Something painfully cold wraps around my rib cage. Doubt? Pain? “Mom had an emergency C-section with Adalyn. Maddox almost lost his career.”
“Those things did happen. But neither were as scary as thinking we could lose you.”
Two soft knocks on the door make the cold feeling inside of me dissipate, replaced with an overwhelming warmth. I divert my stare from my father and place it on the door as it opens, revealing my woman. Even with exhaustion heavy in her expression and the lines of her body, she’s stunning. We lock eyes, and everything is right again.
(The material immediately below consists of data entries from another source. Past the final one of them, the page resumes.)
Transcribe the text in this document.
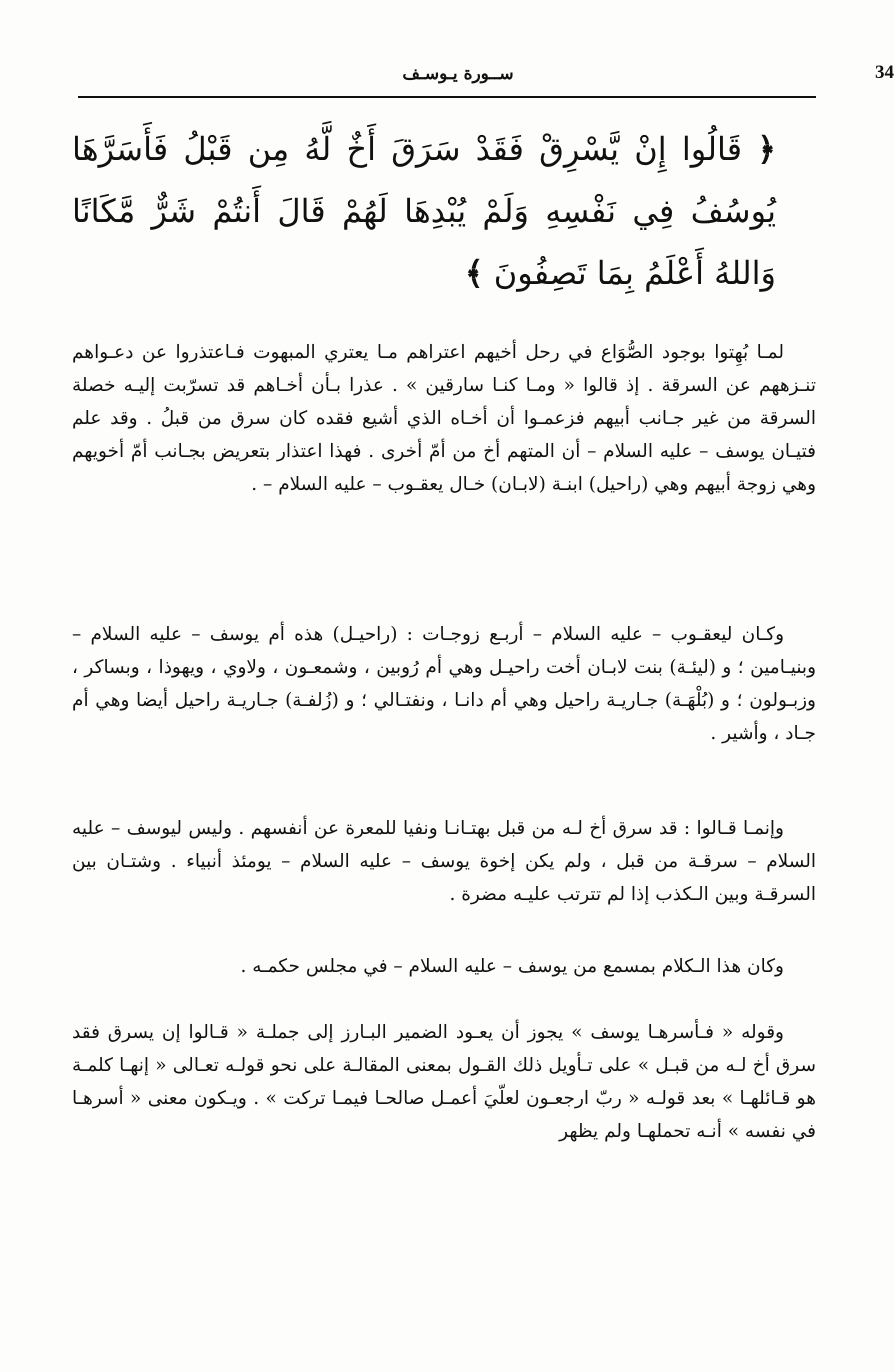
34
ســورة يـوسـف
﴿ قَالُوا إِنْ يَّسْرِقْ فَقَدْ سَرَقَ أَخٌ لَّهُ مِن قَبْلُ فَأَسَرَّهَا يُوسُفُ فِي نَفْسِهِ وَلَمْ يُبْدِهَا لَهُمْ قَالَ أَنتُمْ شَرٌّ مَّكَانًا وَاللهُ أَعْلَمُ بِمَا تَصِفُونَ ﴾
لمـا بُهِتوا بوجود الصُّوَاع في رحل أخيهم اعتراهم مـا يعتري المبهوت فـاعتذروا عن دعـواهم تنـزههم عن السرقة . إذ قالوا « ومـا كنـا سارقين » . عذرا بـأن أخـاهم قد تسرّبت إليـه خصلة السرقة من غير جـانب أبيهم فزعمـوا أن أخـاه الذي أشيع فقده كان سرق من قبلُ . وقد علم فتيـان يوسف – عليه السلام – أن المتهم أخ من أمّ أخرى . فهذا اعتذار بتعريض بجـانب أمّ أخويهم وهي زوجة أبيهم وهي (راحيل) ابنـة (لابـان) خـال يعقـوب – عليه السلام – .
وكـان ليعقـوب – عليه السلام – أربـع زوجـات : (راحيـل) هذه أم يوسف – عليه السلام – وبنيـامين ؛ و (ليئـة) بنت لابـان أخت راحيـل وهي أم رُوبين ، وشمعـون ، ولاوي ، ويهوذا ، وبساكر ، وزبـولون ؛ و (بُلْهَـة) جـاريـة راحيل وهي أم دانـا ، ونفتـالي ؛ و (زُلفـة) جـاريـة راحيل أيضا وهي أم جـاد ، وأشير .
وإنمـا قـالوا : قد سرق أخ لـه من قبل بهتـانـا ونفيا للمعرة عن أنفسهم . وليس ليوسف – عليه السلام – سرقـة من قبل ، ولم يكن إخوة يوسف – عليه السلام – يومئذ أنبياء . وشتـان بين السرقـة وبين الـكذب إذا لم تترتب عليـه مضرة .
وكان هذا الـكلام بمسمع من يوسف – عليه السلام – في مجلس حكمـه .
وقوله « فـأسرهـا يوسف » يجوز أن يعـود الضمير البـارز إلى جملـة « قـالوا إن يسرق فقد سرق أخ لـه من قبـل » على تـأويل ذلك القـول بمعنى المقالـة على نحو قولـه تعـالى « إنهـا كلمـة هو قـائلهـا » بعد قولـه « ربّ ارجعـون لعلّيَ أعمـل صالحـا فيمـا تركت » . ويـكون معنى « أسرهـا في نفسه » أنـه تحملهـا ولم يظهر
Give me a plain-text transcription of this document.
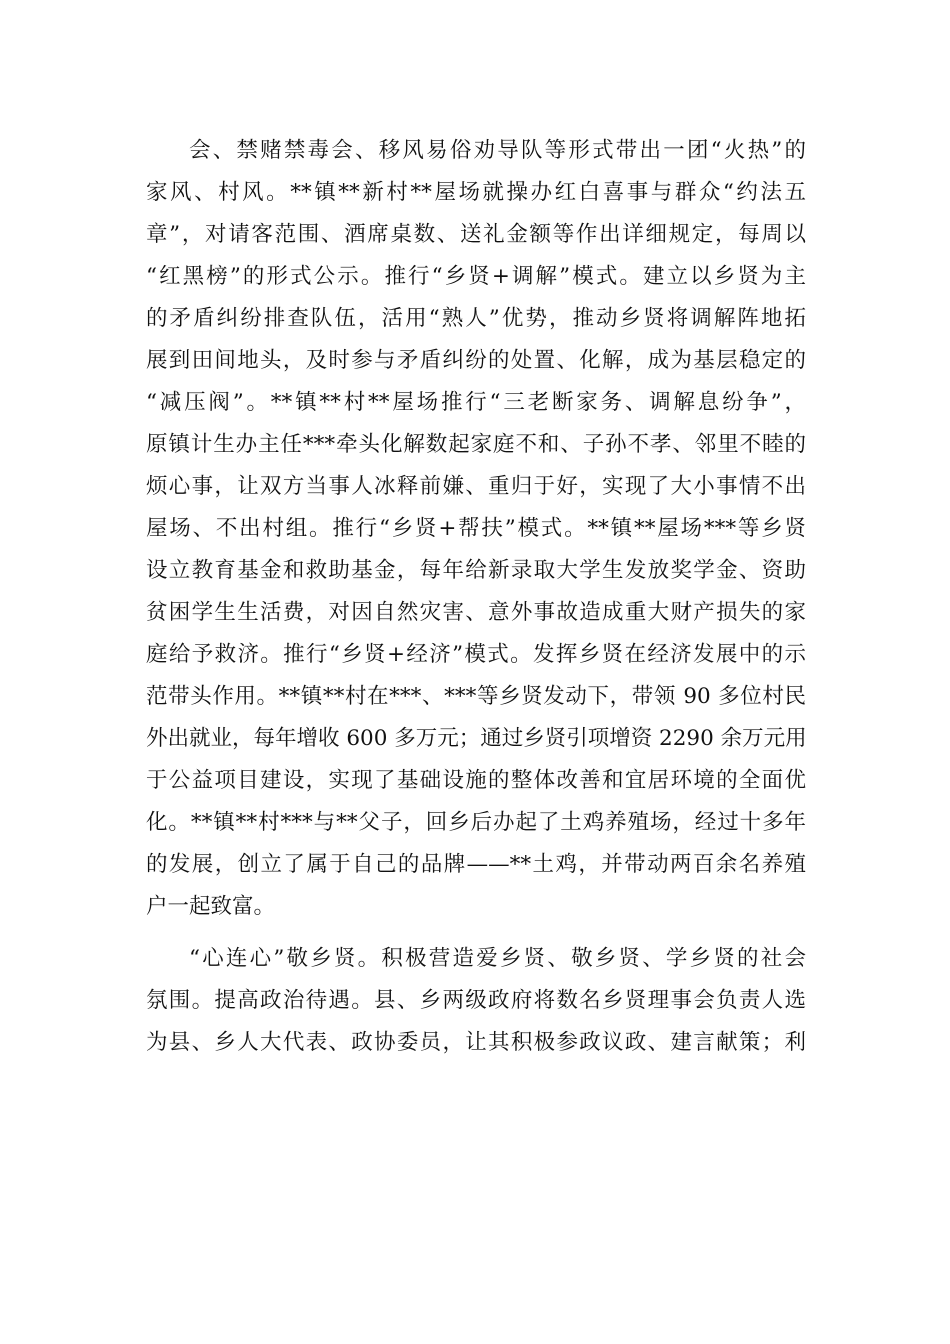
会、禁赌禁毒会、移风易俗劝导队等形式带出一团“火热”的
家风、村风。**镇**新村**屋场就操办红白喜事与群众“约法五
章”，对请客范围、酒席桌数、送礼金额等作出详细规定，每周以
“红黑榜”的形式公示。推行“乡贤+调解”模式。建立以乡贤为主
的矛盾纠纷排查队伍，活用“熟人”优势，推动乡贤将调解阵地拓
展到田间地头，及时参与矛盾纠纷的处置、化解，成为基层稳定的
“减压阀”。**镇**村**屋场推行“三老断家务、调解息纷争”，
原镇计生办主任***牵头化解数起家庭不和、子孙不孝、邻里不睦的
烦心事，让双方当事人冰释前嫌、重归于好，实现了大小事情不出
屋场、不出村组。推行“乡贤+帮扶”模式。**镇**屋场***等乡贤
设立教育基金和救助基金，每年给新录取大学生发放奖学金、资助
贫困学生生活费，对因自然灾害、意外事故造成重大财产损失的家
庭给予救济。推行“乡贤+经济”模式。发挥乡贤在经济发展中的示
范带头作用。**镇**村在***、***等乡贤发动下，带领 90 多位村民
外出就业，每年增收 600 多万元；通过乡贤引项增资 2290 余万元用
于公益项目建设，实现了基础设施的整体改善和宜居环境的全面优
化。**镇**村***与**父子，回乡后办起了土鸡养殖场，经过十多年
的发展，创立了属于自己的品牌——**土鸡，并带动两百余名养殖
户一起致富。
“心连心”敬乡贤。积极营造爱乡贤、敬乡贤、学乡贤的社会
氛围。提高政治待遇。县、乡两级政府将数名乡贤理事会负责人选
为县、乡人大代表、政协委员，让其积极参政议政、建言献策；利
She smiles sheepishly at me. “I’m going to get some lunch from the cafeteria. Do you want anything? Jell-O? Pudding?”
There are already two Jell-Os on the table beside my bed. She’s been up for a while, it seems. I decide not to complain about her leaving my arms while I was asleep, considering that apparently, having her take care of me makes me almost as hard as taking care of her does.
“Jell-O is fine,” I tell her.
She beams at me, pleased with the approval. “Be right back.” Then, with a quick glance between my father and me, she lifts a brow at me.
I fight the urge to order her to come back to bed with me and dip my chin to tell her it’s fine instead. She lingers in the doorway for a brief moment before slipping out, leaving the door cracked open. The sound of footsteps receding down the hall lets me know she’s not eavesdropping.